Whanganui woman Yvonne Joyce (Vonnie) Cave was known for her achievements in horticulture and photography, her world travels and the determination and focus she put into everything she did.
She died on June 2, aged 93, and was driving and gardening up until a few months before.
She was made a Member of the New Zealand Order of Merit (MNZM) in 2009, for services to photography and horticulture.
Vonnie published books on camellias and succulents, and her photographs were used in other books.
The continued existence of a Montgomery Reserve without houses is partly down to her, and in her early life she was a dead shot with a rifle.
Friend Beverley Sinclair said Vonnie was a wonderful all-round Whanganui citizen.
"She aimed really high in everything that she did, not for glory but just for her own satisfaction. She was proud of her achievement but she didn't tell you about it."
Vonnie participated fully in every group she joined. She spent hours gardening and propagating plants for the Bason Botanic Gardens.

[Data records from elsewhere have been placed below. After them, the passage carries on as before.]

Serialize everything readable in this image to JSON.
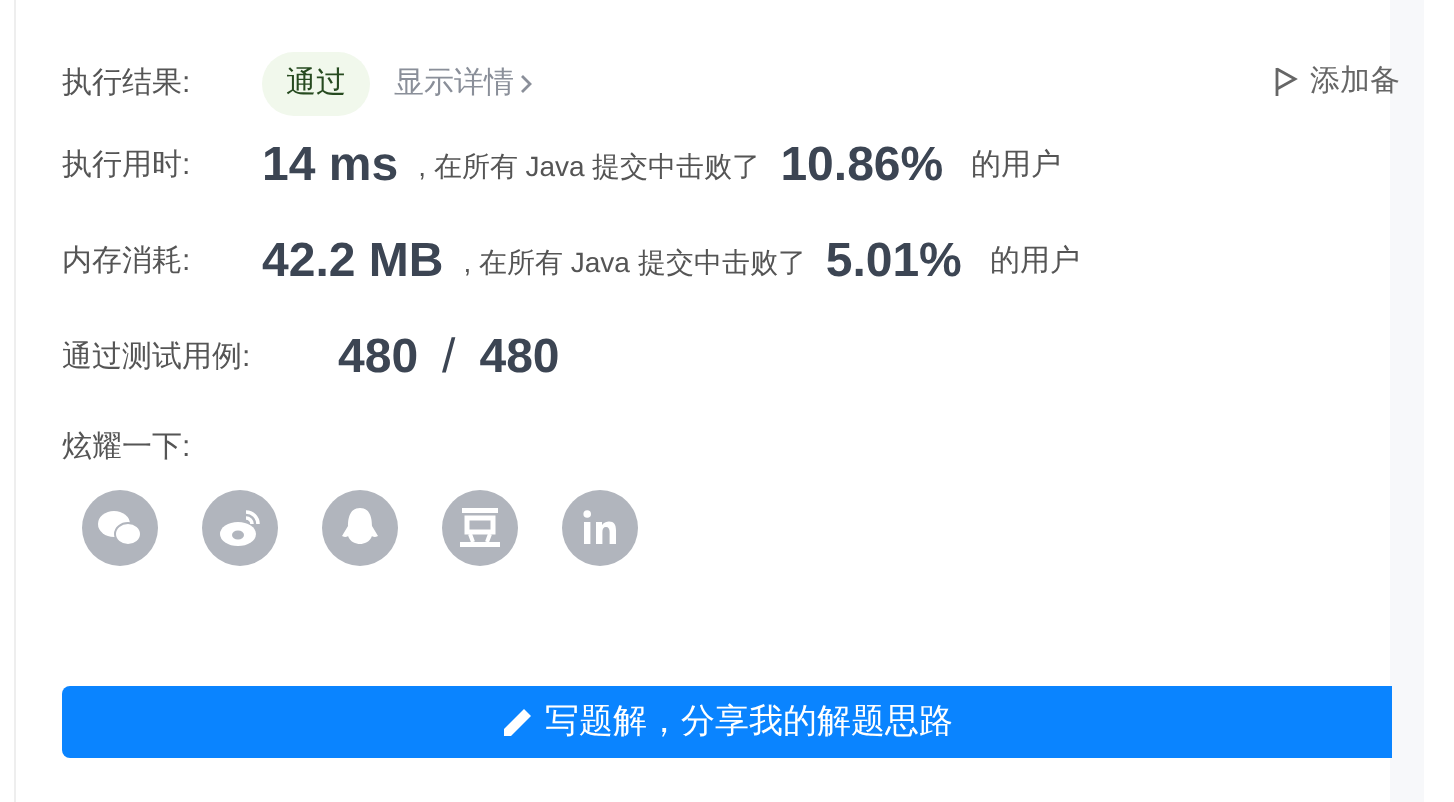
{
  "result": {
    "label": "执行结果:",
    "status": "通过",
    "details_link": "显示详情",
    "note_button": "添加备"
  },
  "stats": [
    {
      "label": "执行用时:",
      "value": "14 ms",
      "text": ", 在所有 Java 提交中击败了",
      "percent": "10.86%",
      "suffix": "的用户"
    },
    {
      "label": "内存消耗:",
      "value": "42.2 MB",
      "text": ", 在所有 Java 提交中击败了",
      "percent": "5.01%",
      "suffix": "的用户"
    }
  ],
  "tests": {
    "label": "通过测试用例:",
    "passed": "480",
    "separator": "/",
    "total": "480"
  },
  "share": {
    "label": "炫耀一下:",
    "targets": [
      {
        "kind": "wechat"
      },
      {
        "kind": "weibo"
      },
      {
        "kind": "qq"
      },
      {
        "kind": "douban"
      },
      {
        "kind": "linkedin"
      }
    ]
  },
  "solution_button": "写题解，分享我的解题思路"
}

Fellow camellia society member Brian Rhodes agreed that Vonnie was a stalwart. She was a strong woman with definite views, he said.
She was also a proud and supportive mum, son Bruce said - without being overly emotional. She has been described as "a man's woman", was possibly a tomboy and had many outdoor interests.
Her parents were Roy and Hazel Anderson, who had a farm on Western Line. Vonnie was an only child, self reliant and happy in her own company.
She walked the 2km to Brunswick School, and later cycled daily to Whanganui Girl's College. She played tennis and golf, did highland dancing and took up rifle shooting - all at competition level.
In 1939 the family's house was destroyed by fire, and they started growing and selling cut flowers to supplement their income.
"There is no doubt this is where her love of gardening started," Bruce said.
Vonnie wanted to study botany at university. Instead she had to leave school at 16 to help on the farm, but she kept up her other interests.
She met Henry (Harry) Cave, then captain of the New Zealand cricket team, through shooting at the Westmere Club. They married in 1951 and lived in a farmhouse on Seafield Rd.
The two began a garden together. It eventually stretched to 0.8ha and many camellias. It became famous, and was visited by groups and individuals.
Their sons Peter and Bruce were born in 1952 and 1954.
The Caves joined the Whanganui branch of the national camellia society. Their camellias won awards and each had a variety named after them.
Vonnie had been a national shooting champion. When she stopped shooting guns and playing golf she turned to another kind of shooting, with a camera. This was in the days when black and white negatives were developed and enlarged, and she joined the Wanganui Camera Club.
She wrote books about camellias and succulents, and was a member of the Whanganui Museum Botanical Group. She took leading roles in both local and national photography and camellia groups.
She and Harry got interested in the plants of Western Australia, and she led 19 trips to see them.
Harry died in 1989, aged just 66, and Vonnie carried on with her passions.
She painted in watercolour, and gave slide shows with photographs of her travels to China, Chile, Australia, the United States, Antarctica and the Falklands and Chatham Islands.
She tended her Seafield Rd garden every day, helped by Ian Brider.
She had been involved with the Bason Botanic Gardens since Stanley Bason donated the land in 1965. She and a group of volunteers gardened there monthly.
She resigned her role as its patron in 2014, because she disagreed with ideas for its development. In that year she also campaigned to keep the Montgomery Reserve, which she had cycled past every day on the way to school, free of subdivision.